Feature image via INK Literary Monthly
Gabrielle's Team Pick
The Asian American Writers' Workshop has posted a translated excerpt from Notes of a Crocodile by Qiu Miaojin, one of the first openly lesbian writers in 1990's post-martial law Taiwan. Famous for her unapologetic queer themes, she committed suicide at 26 and was posthumously awarded the China Times Honorary Prize for Literature for Notes in 1995. As translator Bonnie Huie explains in the introduction to the excerpt, Notes is an exploration of dualities -- masculinity and femininity, cruelty and mercy, and, perhaps most importantly, the boundaries created by heteronormativity and those who live outside of those boundaries. The narrator of Notes describes it a "survival manual for a younger generation." But it's not just a survival manual for younger queers. Huie writes, "You don’t have to be just one thing, Qiu seems to be saying, and if you are to become a truly empathetic individual, you cannot allow yourself to perceive others as such." I think that's a lesson that transcends queerness and encompasses all identity politics, and it's something that resonates very strongly with me. I can't wait to read the entire novel.
From Notebook #3:
Daytime. As soon as the alarm sounded, I’d leap out of bed and "go to work" for my club. Didn’t wash my face, didn’t brush my teeth. Had to practically fly on my bike to campus. It was as if I’d made an appointment with colleagues and was rushing documents to this extracurricular organization, or preparing for a noontime meeting. Even designing the promotional fliers, sending mailers, organizing archives, or running any type of errand might be of the utmost importance, though there was never enough time to handle the bulk of it. You had to treat it like a boring game by acting serious and earnestly focusing on the matter at hand. It amounted to self-motivation through a theoretical earnestness. This is what entering society and the workforce would be like in the future. This having been decided, if you wanted to move up, you had to play the game on a sophisticated level, and with excitement. Otherwise you’d lose your passion a little. Get muddled. Gradually descend into a voluntary state of meaninglessness.

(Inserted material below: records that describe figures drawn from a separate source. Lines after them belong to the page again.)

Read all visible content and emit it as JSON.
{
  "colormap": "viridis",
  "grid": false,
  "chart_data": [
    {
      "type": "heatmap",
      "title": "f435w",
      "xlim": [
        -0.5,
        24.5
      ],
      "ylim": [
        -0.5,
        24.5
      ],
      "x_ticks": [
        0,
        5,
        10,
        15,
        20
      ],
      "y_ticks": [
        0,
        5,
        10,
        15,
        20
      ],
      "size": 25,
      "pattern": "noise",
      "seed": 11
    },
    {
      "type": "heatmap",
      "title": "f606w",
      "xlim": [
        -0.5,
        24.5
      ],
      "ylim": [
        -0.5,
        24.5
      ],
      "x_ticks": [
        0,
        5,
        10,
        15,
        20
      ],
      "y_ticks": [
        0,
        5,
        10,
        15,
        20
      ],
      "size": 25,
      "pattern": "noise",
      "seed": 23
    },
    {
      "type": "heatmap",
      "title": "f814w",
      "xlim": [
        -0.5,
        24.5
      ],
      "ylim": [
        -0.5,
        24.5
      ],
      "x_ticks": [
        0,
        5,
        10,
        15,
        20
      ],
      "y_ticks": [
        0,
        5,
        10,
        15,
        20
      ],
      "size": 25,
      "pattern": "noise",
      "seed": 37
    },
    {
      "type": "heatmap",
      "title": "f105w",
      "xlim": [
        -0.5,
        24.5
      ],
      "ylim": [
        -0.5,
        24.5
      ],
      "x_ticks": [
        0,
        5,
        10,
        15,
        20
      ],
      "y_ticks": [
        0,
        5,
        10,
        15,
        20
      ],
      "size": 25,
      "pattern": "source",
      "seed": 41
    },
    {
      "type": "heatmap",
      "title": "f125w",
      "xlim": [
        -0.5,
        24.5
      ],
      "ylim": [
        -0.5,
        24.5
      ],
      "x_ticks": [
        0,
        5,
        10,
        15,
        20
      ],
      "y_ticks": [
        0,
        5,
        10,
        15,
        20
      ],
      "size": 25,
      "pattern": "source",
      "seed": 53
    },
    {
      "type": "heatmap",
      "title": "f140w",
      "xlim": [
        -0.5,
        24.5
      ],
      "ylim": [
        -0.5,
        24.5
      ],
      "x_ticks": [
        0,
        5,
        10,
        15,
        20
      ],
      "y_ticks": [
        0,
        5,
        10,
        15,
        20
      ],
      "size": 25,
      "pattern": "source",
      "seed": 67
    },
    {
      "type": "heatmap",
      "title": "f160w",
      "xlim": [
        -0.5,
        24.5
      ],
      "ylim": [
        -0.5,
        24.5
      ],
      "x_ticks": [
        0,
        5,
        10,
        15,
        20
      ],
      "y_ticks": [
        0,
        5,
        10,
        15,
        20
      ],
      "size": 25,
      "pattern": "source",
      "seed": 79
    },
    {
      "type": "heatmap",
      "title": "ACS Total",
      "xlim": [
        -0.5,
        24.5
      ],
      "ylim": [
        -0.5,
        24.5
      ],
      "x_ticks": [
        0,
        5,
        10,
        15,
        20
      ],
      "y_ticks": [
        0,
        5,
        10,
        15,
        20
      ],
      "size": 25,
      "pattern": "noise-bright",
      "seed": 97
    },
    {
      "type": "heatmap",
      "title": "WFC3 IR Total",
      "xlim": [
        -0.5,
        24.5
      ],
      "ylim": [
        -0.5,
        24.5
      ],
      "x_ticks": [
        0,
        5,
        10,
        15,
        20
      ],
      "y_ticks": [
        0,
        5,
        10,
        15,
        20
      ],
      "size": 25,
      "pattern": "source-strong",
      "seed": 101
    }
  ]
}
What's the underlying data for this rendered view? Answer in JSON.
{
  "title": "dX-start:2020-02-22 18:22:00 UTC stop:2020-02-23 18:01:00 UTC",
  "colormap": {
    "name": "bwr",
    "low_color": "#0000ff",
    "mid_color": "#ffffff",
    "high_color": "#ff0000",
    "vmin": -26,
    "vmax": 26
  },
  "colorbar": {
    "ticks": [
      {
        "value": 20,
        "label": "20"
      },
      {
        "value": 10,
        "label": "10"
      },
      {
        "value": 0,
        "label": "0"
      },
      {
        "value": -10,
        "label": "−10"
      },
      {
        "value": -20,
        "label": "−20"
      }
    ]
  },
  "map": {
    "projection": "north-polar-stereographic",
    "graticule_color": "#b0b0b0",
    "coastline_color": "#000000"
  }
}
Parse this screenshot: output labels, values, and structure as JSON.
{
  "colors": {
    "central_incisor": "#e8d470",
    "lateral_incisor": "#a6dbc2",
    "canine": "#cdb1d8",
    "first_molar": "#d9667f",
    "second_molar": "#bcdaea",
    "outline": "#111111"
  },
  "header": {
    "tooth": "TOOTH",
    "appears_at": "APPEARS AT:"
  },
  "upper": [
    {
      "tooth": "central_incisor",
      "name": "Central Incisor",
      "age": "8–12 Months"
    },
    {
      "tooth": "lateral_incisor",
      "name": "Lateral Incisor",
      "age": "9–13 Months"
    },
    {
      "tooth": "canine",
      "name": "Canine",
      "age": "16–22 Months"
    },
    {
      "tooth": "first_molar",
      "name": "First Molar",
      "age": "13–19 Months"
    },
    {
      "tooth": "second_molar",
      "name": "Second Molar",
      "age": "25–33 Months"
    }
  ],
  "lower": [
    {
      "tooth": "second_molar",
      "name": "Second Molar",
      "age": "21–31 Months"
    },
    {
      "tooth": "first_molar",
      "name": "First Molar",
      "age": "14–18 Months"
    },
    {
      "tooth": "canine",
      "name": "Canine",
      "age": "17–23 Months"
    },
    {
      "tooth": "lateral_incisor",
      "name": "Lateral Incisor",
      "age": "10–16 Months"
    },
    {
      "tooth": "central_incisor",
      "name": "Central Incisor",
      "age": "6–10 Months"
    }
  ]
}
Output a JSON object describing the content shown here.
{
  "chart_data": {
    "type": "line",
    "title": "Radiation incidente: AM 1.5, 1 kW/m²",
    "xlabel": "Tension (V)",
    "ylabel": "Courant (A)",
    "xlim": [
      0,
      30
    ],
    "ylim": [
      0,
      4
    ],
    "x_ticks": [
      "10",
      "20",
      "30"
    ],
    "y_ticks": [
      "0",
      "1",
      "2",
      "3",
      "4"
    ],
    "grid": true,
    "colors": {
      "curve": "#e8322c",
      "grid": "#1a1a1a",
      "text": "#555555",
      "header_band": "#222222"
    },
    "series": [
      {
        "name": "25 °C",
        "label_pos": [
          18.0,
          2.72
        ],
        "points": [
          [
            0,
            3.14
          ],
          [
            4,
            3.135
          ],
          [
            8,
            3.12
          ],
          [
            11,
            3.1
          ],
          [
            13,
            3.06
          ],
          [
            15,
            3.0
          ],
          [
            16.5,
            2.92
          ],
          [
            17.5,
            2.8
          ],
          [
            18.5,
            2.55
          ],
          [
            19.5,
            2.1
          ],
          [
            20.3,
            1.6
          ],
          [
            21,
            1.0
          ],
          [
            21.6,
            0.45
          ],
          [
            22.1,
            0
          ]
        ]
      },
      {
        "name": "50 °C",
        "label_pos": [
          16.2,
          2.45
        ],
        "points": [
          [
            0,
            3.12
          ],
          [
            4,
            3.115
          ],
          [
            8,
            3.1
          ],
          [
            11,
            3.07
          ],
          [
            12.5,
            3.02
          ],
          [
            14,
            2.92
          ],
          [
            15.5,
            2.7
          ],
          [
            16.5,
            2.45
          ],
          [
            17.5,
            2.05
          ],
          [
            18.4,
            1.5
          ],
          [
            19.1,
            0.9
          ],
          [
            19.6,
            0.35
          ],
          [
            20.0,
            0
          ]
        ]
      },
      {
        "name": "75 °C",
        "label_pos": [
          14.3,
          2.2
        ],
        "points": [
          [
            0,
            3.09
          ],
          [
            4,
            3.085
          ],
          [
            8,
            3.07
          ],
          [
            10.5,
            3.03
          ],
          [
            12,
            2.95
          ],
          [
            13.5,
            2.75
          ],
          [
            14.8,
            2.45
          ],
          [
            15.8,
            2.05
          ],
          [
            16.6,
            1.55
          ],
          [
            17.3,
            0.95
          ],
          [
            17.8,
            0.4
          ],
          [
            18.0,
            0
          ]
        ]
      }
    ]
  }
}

Almost completely lost track of schoolwork. My gym teacher wanted to murder me. I heard the news that the military drill instructor was looking everywhere for me and "wanted to see me in his office." Buried my head in the sand. I was about to fail half or even two-thirds of my credits, which would flunk me out of school. To an ordinary person, this particular shift to a value system that meant actually having a life was symbolic of a future roadmap with deteriorating hopes. I was throwing away my life. It was like hammering a steel axle through a spinning top, so that it would automatically spin on a fixed point on the ground. Though it was automated, in reality it was aimless, all meaning was lost. Eagerly hurrying off to attend to student organization affairs, I worked to my heart’s content straight up until 10 o’clock in the evening, when I went home. It became my steel axle, spinning faster and faster, to the point where it was unstoppable. After I got home, I’d habitually open a beer and drink myself into a stupor, and basically kill time until my alarm went off the next morning.